Duke Energy Corporation (DUK -0.47%) is a diversified utility; there's little to no debate about this. Brookfield Infrastructure Partners (BIP -1.57%) is often compared to utilities, but that's a vast simplification of both what it owns and its long-term purpose. There's nothing wrong with Duke Energy, but here's why investors looking at a slow-growth utility like Duke might want to take a closer look at Brookfield Infrastructure instead.
Slow and steady
Duke Energy offers investors a solid 4% yield. The dividend has been increased every year for 14 consecutive years. The historical dividend growth rate has averaged about 3% over the trailing three- five-, and 10-year periods. Although dividend growth is expected to pick up a little (into the 4% to 6% range), investors should probably expect something roughly in line with, or just a little above, inflation-rate dividend growth over time.
The company has a diversified utility portfolio, with regulated electric and natural gas utilities accounting for the bulk of its business. However, it also has a renewable merchant power operation and exposure to midstream pipeline assets. Since much of its business is regulated, Duke has to get rate hikes approved by the government. That means laying out capital spending plans years in advance. Right now, Duke has around $32 billion worth of spending on the books between 2018 and 2022.

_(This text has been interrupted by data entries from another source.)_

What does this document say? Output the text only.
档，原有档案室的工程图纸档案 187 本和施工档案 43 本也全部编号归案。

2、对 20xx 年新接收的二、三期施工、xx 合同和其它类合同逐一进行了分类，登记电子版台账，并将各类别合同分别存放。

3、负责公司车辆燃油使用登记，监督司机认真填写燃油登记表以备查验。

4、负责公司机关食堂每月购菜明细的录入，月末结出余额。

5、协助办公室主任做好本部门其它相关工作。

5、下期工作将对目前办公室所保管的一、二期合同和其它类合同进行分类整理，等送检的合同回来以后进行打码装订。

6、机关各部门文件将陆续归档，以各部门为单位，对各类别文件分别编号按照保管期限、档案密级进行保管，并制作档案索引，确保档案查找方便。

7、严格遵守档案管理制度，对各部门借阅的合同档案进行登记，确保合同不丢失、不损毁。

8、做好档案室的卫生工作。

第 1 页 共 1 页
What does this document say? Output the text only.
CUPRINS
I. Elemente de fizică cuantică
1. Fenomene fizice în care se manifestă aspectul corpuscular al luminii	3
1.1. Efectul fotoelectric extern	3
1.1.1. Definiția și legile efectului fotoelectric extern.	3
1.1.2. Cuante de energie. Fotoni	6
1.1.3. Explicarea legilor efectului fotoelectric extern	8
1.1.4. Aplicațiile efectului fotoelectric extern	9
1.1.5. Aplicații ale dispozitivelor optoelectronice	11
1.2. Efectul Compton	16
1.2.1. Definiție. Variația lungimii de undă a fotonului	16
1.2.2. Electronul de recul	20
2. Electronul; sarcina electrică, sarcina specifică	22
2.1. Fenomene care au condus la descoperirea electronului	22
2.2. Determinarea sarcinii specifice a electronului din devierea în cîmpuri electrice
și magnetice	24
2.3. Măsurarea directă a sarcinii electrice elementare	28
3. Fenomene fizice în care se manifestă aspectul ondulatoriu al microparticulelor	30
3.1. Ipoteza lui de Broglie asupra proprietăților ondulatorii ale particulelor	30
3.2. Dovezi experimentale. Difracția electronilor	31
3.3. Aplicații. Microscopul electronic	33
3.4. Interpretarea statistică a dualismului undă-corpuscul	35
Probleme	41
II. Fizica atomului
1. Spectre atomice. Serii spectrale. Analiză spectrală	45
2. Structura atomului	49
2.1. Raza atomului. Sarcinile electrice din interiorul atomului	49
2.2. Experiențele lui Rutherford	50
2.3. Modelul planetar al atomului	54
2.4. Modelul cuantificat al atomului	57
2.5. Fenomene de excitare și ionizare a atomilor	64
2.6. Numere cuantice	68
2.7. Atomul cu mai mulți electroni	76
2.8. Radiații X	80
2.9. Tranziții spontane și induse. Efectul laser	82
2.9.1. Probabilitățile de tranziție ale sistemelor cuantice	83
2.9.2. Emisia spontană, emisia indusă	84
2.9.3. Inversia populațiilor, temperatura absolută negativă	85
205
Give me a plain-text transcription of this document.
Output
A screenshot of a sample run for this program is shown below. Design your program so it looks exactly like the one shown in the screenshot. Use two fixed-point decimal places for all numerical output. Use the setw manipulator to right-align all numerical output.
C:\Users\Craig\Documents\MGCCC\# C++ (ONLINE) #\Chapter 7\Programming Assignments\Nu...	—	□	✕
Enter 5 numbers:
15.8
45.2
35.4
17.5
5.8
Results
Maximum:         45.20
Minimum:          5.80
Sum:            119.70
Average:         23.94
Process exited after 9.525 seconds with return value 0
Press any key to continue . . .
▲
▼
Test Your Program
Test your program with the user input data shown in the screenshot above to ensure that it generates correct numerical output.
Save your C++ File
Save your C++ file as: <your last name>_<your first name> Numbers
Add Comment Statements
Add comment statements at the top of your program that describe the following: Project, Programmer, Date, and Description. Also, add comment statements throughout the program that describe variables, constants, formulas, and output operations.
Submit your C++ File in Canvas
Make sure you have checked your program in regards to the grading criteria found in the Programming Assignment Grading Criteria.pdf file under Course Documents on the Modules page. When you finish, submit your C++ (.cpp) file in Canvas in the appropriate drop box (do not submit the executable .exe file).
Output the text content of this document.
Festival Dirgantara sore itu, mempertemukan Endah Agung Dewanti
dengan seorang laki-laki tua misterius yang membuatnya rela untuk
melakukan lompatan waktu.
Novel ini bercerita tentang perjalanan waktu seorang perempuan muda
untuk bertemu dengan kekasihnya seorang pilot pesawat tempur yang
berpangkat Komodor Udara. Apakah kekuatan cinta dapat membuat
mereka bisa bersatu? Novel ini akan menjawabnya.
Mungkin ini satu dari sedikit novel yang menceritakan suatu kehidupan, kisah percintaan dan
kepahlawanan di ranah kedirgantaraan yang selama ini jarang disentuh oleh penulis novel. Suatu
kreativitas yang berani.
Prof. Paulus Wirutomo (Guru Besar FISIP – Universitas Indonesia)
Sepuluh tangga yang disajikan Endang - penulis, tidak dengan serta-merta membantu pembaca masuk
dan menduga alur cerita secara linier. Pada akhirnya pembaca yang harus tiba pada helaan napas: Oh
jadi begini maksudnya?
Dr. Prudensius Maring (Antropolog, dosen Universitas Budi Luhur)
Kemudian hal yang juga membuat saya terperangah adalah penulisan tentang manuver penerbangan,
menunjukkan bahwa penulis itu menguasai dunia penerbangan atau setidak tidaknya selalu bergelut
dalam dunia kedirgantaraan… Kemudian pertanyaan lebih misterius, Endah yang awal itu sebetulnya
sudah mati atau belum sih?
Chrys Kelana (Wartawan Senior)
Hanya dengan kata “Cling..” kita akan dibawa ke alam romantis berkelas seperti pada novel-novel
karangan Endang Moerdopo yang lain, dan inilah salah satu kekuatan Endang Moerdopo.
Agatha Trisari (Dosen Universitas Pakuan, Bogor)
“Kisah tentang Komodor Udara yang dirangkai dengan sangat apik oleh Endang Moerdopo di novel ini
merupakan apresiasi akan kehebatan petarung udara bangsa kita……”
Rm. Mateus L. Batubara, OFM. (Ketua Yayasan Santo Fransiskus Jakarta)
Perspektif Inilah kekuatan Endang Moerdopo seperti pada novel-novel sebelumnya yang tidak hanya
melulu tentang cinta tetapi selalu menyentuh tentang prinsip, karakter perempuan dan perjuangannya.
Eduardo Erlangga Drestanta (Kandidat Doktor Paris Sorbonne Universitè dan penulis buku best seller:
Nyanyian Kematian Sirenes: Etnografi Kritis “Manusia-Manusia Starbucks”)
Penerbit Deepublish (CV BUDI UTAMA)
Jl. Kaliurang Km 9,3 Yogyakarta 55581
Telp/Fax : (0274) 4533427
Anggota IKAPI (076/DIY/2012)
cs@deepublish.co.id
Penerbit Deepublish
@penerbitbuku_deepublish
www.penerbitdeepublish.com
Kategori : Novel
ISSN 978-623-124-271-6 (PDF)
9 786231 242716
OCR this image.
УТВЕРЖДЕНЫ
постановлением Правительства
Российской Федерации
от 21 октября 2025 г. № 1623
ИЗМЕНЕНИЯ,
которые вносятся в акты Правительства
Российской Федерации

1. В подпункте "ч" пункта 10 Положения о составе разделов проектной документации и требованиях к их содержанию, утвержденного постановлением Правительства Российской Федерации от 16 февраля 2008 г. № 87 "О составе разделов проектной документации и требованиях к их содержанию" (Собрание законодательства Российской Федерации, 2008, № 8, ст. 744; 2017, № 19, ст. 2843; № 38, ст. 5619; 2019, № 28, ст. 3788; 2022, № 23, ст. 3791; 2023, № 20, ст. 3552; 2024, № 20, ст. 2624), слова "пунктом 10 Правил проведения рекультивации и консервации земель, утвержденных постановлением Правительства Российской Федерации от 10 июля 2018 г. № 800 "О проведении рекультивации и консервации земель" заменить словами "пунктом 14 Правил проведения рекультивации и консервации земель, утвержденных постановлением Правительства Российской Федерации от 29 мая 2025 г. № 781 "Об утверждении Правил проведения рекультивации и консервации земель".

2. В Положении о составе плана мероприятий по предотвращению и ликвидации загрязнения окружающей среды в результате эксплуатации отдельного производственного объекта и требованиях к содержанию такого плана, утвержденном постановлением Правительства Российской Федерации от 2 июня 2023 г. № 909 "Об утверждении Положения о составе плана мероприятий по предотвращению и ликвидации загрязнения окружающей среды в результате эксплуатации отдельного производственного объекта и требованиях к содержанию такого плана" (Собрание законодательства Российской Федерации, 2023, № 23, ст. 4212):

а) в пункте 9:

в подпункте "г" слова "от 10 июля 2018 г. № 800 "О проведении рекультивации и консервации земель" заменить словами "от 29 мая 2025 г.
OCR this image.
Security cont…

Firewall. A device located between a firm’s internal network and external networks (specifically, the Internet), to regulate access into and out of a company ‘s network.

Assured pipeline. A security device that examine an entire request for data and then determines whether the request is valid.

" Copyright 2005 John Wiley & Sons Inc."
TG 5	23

That spending, for vital infrastructure, is pretty much going to take place regardless of what happens in the broader market or economy. And Duke will be rewarded with rate hikes that it expects to support 4% to 6% annual earnings growth. That, in turn, will translate into similar dividend growth. There's nothing wrong with this, and for the right investor, boring Duke could be a vital cornerstone to a more diversified portfolio. But if you are looking for dividend growth, slow and steady Duke is probably going to leave you a little bit...flat.
More levers to pull
That's where Brookfield Infrastructure Partners comes in to play. It currently offers a 5% yield, which is itself a nice boost over Duke. However, the real difference shows up in the distribution growth rate -- since 2009, Brookfield Infrastructure's disbursement has grown at a compound annual rate of 11%! That's more than three times as fast as Duke's historical dividend growth rate and roughly twice what Duke is expecting in the future. To be fair, Brookfield Infrastructure's distribution growth goal is more modest, at 5% to 9%. But even that is a step above Duke's current goal.
Since Brookfield Infrastructure Partners is usually compared to utilities, there's a big question to be asked...how can it support that higher distribution growth rate? The answer is that, as its name implies, Brookfield Infrastructure isn't a utility. It is far, far more diversified than that, with investments in the utility (electric and gas), midstream (pipelines), infrastructure (ports and toll roads), and data center spaces. Moreover, unlike Duke, Brookfield Infrastructure has a global reach, with portfolio investments in South America (30% of cash flow), North America (25%), Europe (25%), and the Asia Pacific region (20%).
Notice the use of the word portfolio and investments here. Duke Energy owns and operates a collection of assets that are effectively the heart of the company, and you won't see many big changes. Brookfield Infrastructure owns a collection of assets that it operates, but it isn't wedded to owning them. In fact, it specifically looks to buy infrastructure assets when it believes that they are cheap, operate and improve them over time (35% of funds from operations is earmarked for maintenance and growth spending), and then sell if it can get a good price. In 2018, for example, Brookfield Infrastructure sold one asset for $1.3 billion (achieving a 16% internal rate of return over the 12-year holding period) and bought six more for a total of $1.8 billion.
That, in turn, gets to the core of the Duke or Brookfield Infrastructure issue. Brookfield is looking to opportunistically invest across the globe and across a broad spectrum of asset types. The ultimate goal is to grow the business over time so it can support solid 5% to 9% distribution growth on an annual basis. This diversified approach gives it several options in achieving that goal. Duke's goal is far more modest. It simply wants to be a good utility that grows slowly and steadily over time, rewarding investors along the way with reliable, but more modest dividend growth.
If you are looking for growth...
It's important to stress that there's nothing wrong with Duke's approach or goal. But for dividend growth investors, Brookfield Infrastructure's approach and goal will be far more appealing. That said, you should expect more volatility along the way, since Brookfield Infrastructure's game plan is more aggressive. However, so far, that added risk has been well rewarded with a materially higher distribution growth rate.